# Trouble Accessing Westell Wirespeed Modem IP



## craptacular (Jul 6, 2007)

Hi

I'm using Verizon Online DSL and am using the software that it came with to go online.

But I would like to use a router to share my connection with my roommate through the use of a linksys wireless router.

So far, I've tried to access the Westell Modem to make configurations through my browser with the use of the modem's IP 192.168.1.1 but it won't let me connect to the menu that I need.

The result is that it redirects me the "Cannot find server" page.

Any help would be much appreciated.

Thank you.


----------



## johnwill (Sep 26, 2002)

Please supply the following info, *exact models* of the equipment please.

The name of your ISP and country of residence.
Make/model of the broadband modem. If dial-up, please specify.
Make/model of the router (if any).
Connection type, wired, wireless.
Make/model of network card or wireless adapter.
Make/model of your computer (motherboard if home-built).
Version and patch level of Windows on all affected machines, i.e. XP-Home SP2.


----------



## craptacular (Jul 6, 2007)

DSL Modem Model: Westell Wirespeed 2100 (B90-210015-04)
Internet Service Provider: Verizon Online DSL
I'm in New York State, USA
I want to use a linksys b-router with it.
My system has an Asus type motherboard.
OS: Windows Pro XP SP2


----------



## johnwill (Sep 26, 2002)

I forgot to ask for this.

Start, Run, CMD to open a command prompt:

Type the following command:

*IPCONFIG /ALL*

Right click in the command window and choose *Select All*, then hit *Enter*.
Paste the results in a message here.

If you are on a machine with no network connection, use a floppy, USB disk, or a CD-RW disk to transfer a text file with the information to allow pasting it here.


----------



## johnwill (Sep 26, 2002)

That modem/router appears to use the same base address as the Linksys router. You'll have to either configure it in bridge mode or change the base address of the Linksys to get them talking.

If browsing to 192.168.1.1 doesn't access the setup pages, I'll wait for the IPCONFIG results.


----------



## craptacular (Jul 6, 2007)

Ya, I understand that I need to set the modem to bridge mode.

The problem is, I can't open the setup page for my Westell Modem. Weird.

What's weirder is, I can go online with the modem, but ONLY when I'm using the Verizon Online DSL Connection Manager.

About the IP information, I'd rather not post that information here. I don't like the idea that people will have access to my IP address.

Is there any other way to handle this?


----------



## craptacular (Jul 6, 2007)

Ok, i have a Marvell Yukon 88E8053 PCI-E Gigabit Ethernet Controller integrated on my P5 LD2 Asus motherboard.

It seems now that it won't even let me connect using the Connection Manager anymore.
When I try reinstalling the connection manager software for Verizon, it says it doesn't detect a network connection or networking card.
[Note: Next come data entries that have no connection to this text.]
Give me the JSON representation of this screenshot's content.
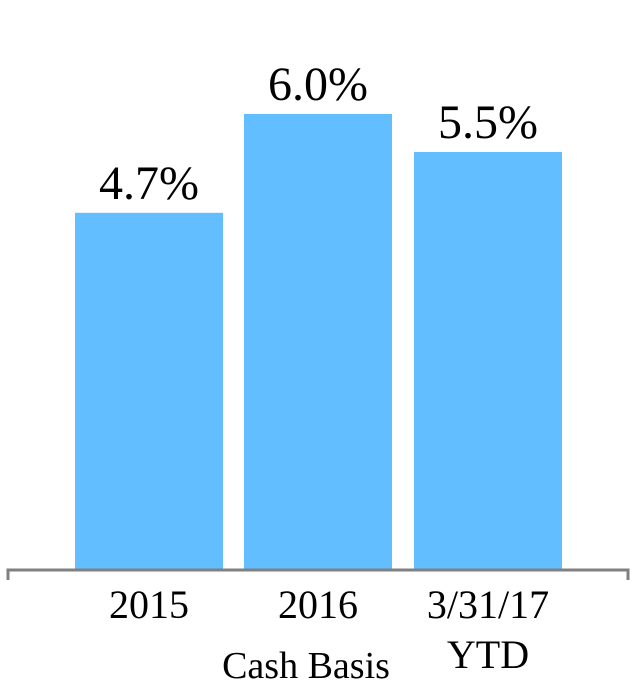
{
  "chart_data": {
    "type": "bar",
    "categories": [
      "2015",
      "2016",
      "3/31/17\nYTD"
    ],
    "category_lines": [
      [
        "2015"
      ],
      [
        "2016"
      ],
      [
        "3/31/17",
        "YTD"
      ]
    ],
    "values": [
      4.7,
      6.0,
      5.5
    ],
    "data_labels": [
      "4.7%",
      "6.0%",
      "5.5%"
    ],
    "title": "",
    "xlabel": "Cash Basis",
    "ylabel": "",
    "ylim": [
      0,
      7.5
    ],
    "grid": false,
    "legend": "none",
    "bar_color": "#63BEFF",
    "axis_color": "#808080"
  }
}
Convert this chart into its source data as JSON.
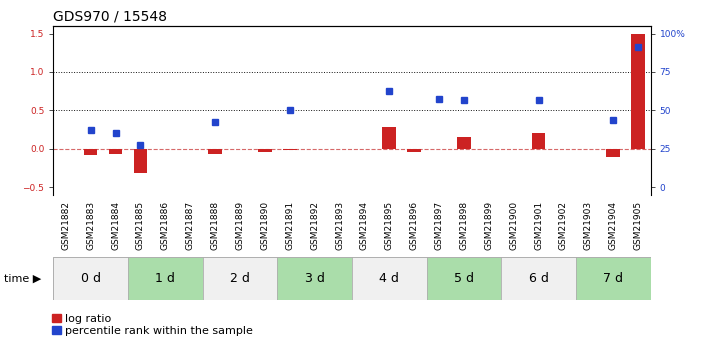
{
  "title": "GDS970 / 15548",
  "samples": [
    "GSM21882",
    "GSM21883",
    "GSM21884",
    "GSM21885",
    "GSM21886",
    "GSM21887",
    "GSM21888",
    "GSM21889",
    "GSM21890",
    "GSM21891",
    "GSM21892",
    "GSM21893",
    "GSM21894",
    "GSM21895",
    "GSM21896",
    "GSM21897",
    "GSM21898",
    "GSM21899",
    "GSM21900",
    "GSM21901",
    "GSM21902",
    "GSM21903",
    "GSM21904",
    "GSM21905"
  ],
  "log_ratio": [
    0.0,
    -0.08,
    -0.07,
    -0.32,
    0.0,
    0.0,
    -0.07,
    0.0,
    -0.04,
    -0.02,
    0.0,
    0.0,
    0.0,
    0.28,
    -0.04,
    0.0,
    0.15,
    0.0,
    0.0,
    0.2,
    0.0,
    0.0,
    -0.1,
    1.5
  ],
  "percentile_rank": [
    0.0,
    0.25,
    0.2,
    0.05,
    0.0,
    0.0,
    0.35,
    0.0,
    0.0,
    0.5,
    0.0,
    0.0,
    0.0,
    0.75,
    0.0,
    0.65,
    0.63,
    0.0,
    0.0,
    0.63,
    0.0,
    0.0,
    0.37,
    1.33
  ],
  "time_groups": [
    {
      "label": "0 d",
      "start": 0,
      "end": 2
    },
    {
      "label": "1 d",
      "start": 3,
      "end": 5
    },
    {
      "label": "2 d",
      "start": 6,
      "end": 8
    },
    {
      "label": "3 d",
      "start": 9,
      "end": 11
    },
    {
      "label": "4 d",
      "start": 12,
      "end": 14
    },
    {
      "label": "5 d",
      "start": 15,
      "end": 17
    },
    {
      "label": "6 d",
      "start": 18,
      "end": 20
    },
    {
      "label": "7 d",
      "start": 21,
      "end": 23
    }
  ],
  "group_colors": [
    "#f0f0f0",
    "#aaddaa"
  ],
  "ylim": [
    -0.6,
    1.6
  ],
  "yticks_left": [
    -0.5,
    0.0,
    0.5,
    1.0,
    1.5
  ],
  "right_tick_positions": [
    -0.5,
    0.0,
    0.5,
    1.0,
    1.5
  ],
  "right_tick_labels": [
    "0",
    "25",
    "50",
    "75",
    "100%"
  ],
  "bar_color_red": "#cc2222",
  "bar_color_blue": "#2244cc",
  "zero_line_color": "#cc4444",
  "hline_color": "#111111",
  "title_fontsize": 10,
  "tick_fontsize": 6.5,
  "label_fontsize": 7,
  "time_fontsize": 9,
  "legend_fontsize": 8,
  "bar_width": 0.55,
  "blue_marker_size": 5
}
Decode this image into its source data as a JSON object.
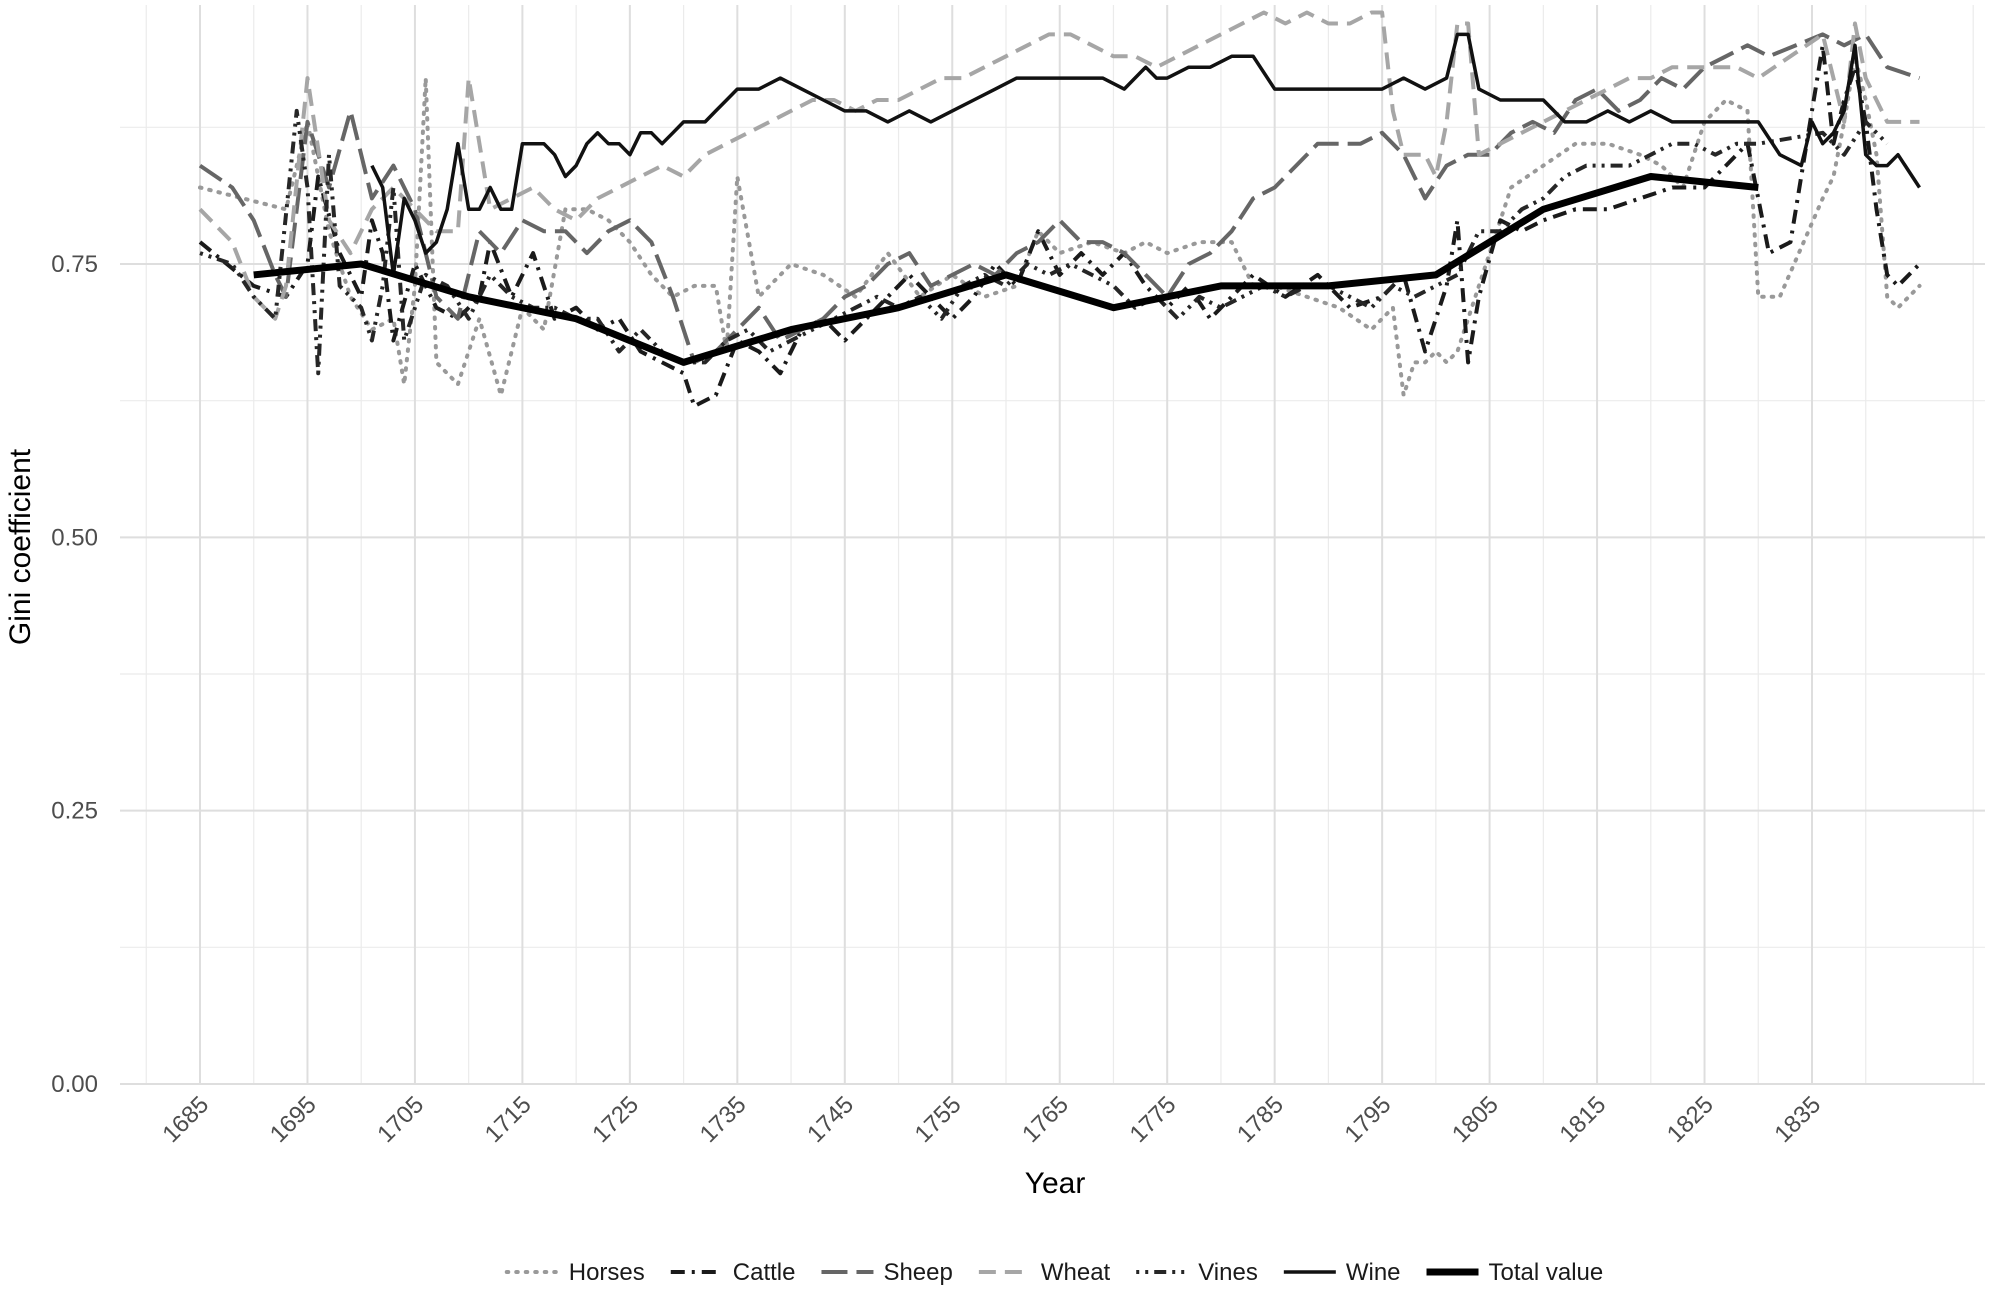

I've uninstalled and reinstalled the drivers for my card and it still won't let me connect. So now I'm all out of ideas.

Now I've come to the conclusion that it wasn't my modem's fault, it was the networking card. 

Do you have any ideas?


----------



## johnwill (Sep 26, 2002)

Try an add-in PCI NIC, that will eliminate the MB NIC. FWIW, one of the two NIC channels on my Asus MB with that NIC have already died.


----------



## craptacular (Jul 6, 2007)

thanks for the info.


----------